Désormais que la fiabilité s’améliore, les pilotes effectuent des courses plus longues… et l’inconfort du cockpit devient intolérable. Le problème du siège ne s’est pas aggravé subitement : il couvait depuis plusieurs semaines, s’intensifiant tour après tour.
La frustration d’Alonso : moins l’abandon que le rythme
Ce qui ronge le plus l’Asturien, ce n’est pas tant l’abandon en lui-même que ce qu’il révèle de la situation globale d’Aston Martin. « Plus que l’abandon, ce qui était frustrant, c’était le rythme. Nous avons eu un bon départ, mais peu à peu, nous sommes retombés à notre position naturelle. Nous n’avions pas le rythme nécessaire pour maintenir cette dynamique », a-t-il reconnu.
La réalité est cruelle : même sans ce problème de siège, Alonso n’aurait pas marqué de points à Montréal. L’AMR26 souffre d’un déficit de vitesse de pointe et d’un rythme de course inférieur à celui des meilleures écuries. « C’est toujours la même histoire. Nous réalisons parfois de bons départs, puis nous revenons progressivement à notre position naturelle, en fond de peloton. Mais c’est la situation, et il en sera ainsi jusqu’après l’été », a-t-il analysé avec lucidité.
Alonso avait d’ailleurs exposé sa philosophie quelques semaines plus tôt : « Je suis en paix parce que je comprends la situation. L’équipe m’a expliqué que si nous apportons un ou deux dixièmes par course, cela ne change pas notre position. La prochaine voiture est à une seconde devant. Tant que nous n’aurons pas une amélioration d’une seconde et demie ou deux secondes, il vaut mieux ne pas lancer la production. »
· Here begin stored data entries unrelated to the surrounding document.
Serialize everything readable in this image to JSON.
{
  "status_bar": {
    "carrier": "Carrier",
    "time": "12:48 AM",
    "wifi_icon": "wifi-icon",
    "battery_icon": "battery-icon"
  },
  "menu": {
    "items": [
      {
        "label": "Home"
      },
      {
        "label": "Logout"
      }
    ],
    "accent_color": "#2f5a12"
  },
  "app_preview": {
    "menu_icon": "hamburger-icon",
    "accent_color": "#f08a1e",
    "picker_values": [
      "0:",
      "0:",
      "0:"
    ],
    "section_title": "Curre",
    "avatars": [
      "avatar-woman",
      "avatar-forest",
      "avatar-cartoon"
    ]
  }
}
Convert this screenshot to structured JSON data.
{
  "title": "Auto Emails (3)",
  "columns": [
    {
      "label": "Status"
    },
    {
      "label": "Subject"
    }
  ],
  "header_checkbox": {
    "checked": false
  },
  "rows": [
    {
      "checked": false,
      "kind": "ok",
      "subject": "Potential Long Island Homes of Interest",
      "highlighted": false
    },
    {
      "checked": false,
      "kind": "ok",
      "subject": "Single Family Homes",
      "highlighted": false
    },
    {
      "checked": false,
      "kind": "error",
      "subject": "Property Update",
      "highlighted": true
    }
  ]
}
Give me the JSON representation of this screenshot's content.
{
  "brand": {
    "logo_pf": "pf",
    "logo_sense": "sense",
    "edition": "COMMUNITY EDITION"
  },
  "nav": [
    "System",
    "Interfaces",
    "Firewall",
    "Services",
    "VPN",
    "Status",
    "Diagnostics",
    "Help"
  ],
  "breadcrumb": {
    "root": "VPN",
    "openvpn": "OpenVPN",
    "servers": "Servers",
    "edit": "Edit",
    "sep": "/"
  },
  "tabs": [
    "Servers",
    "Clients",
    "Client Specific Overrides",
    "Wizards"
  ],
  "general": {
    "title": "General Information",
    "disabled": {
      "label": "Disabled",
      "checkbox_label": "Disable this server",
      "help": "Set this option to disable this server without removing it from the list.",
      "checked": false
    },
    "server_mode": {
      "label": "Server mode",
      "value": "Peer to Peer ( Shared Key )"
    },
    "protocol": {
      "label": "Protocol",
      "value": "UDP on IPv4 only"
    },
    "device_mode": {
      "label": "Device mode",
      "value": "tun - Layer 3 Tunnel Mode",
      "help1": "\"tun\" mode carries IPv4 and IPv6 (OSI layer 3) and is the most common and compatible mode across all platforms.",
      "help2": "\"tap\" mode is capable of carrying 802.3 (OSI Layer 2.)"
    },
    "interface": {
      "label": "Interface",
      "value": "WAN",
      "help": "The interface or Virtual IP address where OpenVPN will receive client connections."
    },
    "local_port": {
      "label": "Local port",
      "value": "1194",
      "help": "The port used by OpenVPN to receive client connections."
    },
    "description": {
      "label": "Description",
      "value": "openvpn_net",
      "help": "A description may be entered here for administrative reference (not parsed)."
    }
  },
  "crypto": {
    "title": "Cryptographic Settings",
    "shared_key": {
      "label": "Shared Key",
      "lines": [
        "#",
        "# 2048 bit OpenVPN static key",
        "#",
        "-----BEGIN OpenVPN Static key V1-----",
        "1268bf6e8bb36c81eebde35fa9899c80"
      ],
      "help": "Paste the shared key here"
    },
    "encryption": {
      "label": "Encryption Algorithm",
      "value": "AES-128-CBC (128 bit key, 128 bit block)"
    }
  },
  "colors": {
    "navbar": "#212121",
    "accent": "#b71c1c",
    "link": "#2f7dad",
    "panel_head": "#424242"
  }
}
Monaco en ligne de mire : un nouveau siège en urgence
La réaction d’Aston Martin a été immédiate. L’usine de Silverstone s’active pour concevoir un nouveau siège modifié à temps pour la prochaine manche, à Monaco. « Nous avons tenté de modifier quelques éléments la nuit dernière, sans succès. Nous essayons donc d’en fabriquer un nouveau pour Monaco », a confirmé Alonso.
Krack a précisé l’orientation prise par l’équipe : « Je pense que nous devons peut-être reconsidérer et revenir légèrement à la configuration que nous avions par le passé. » Un aveu rare dans un sport où chaque millimètre de design est jalousement préservé comme un avantage potentiel.
Reste que résoudre le problème du siège ne réglera pas les lacunes de performance de l’AMR26. Alonso continuera à piloter une voiture non compétitive – il ne souffrira simplement plus en le faisant. Les mises à niveau majeures, elles, ne sont attendues qu’à l’approche de la pause estivale, Aston Martin étant la seule équipe du plateau à n’avoir apporté aucune évolution de performance à Miami.
La F1 2026, un défi ergonomique sans précédent
Le cas d’Alonso n’est pas isolé. La saison 2026 a imposé des défis physiques et mentaux inédits à l’ensemble des pilotes. La nouvelle réglementation, avec sa répartition 50/50 entre puissance thermique et électrique, son MGU-K porté à 350 kW et son aérodynamique active, a engendré des monoplaces plus complexes que jamais à piloter.
« Je ne sais pas si cela se voit à la télévision, mais chaque pilote qui vient nous voir est épuisé. Ils ont fourni un effort considérable, on le lit dans leurs yeux », confiait l’analyste Alex Brundle en début de saison. Une fatigue que Jacques Villeneuve qualifiait davantage de mentale que physique, liée à « toute l’énergie et la concentration requises ».
Dans ce contexte, le problème d’Alonso illustre parfaitement le dilemme permanent de la F1 moderne : jusqu’où peut-on repousser les limites du design au détriment du pilote ? L’aérodynamique extrême offre des dixièmes de seconde précieux sur chaque tour. Mais si le pilote ne peut aller au bout de la course, ces dixièmes deviennent inutiles.
Pour un double champion du monde ayant traversé certains des week-ends les plus éprouvants de l’histoire de la discipline, être contraint à l’abandon en raison d’un siège mal positionné reste l’une des frustrations les plus singulières de sa carrière. La F1 2026 réserve décidément bien des surprises – et pas toujours sportives.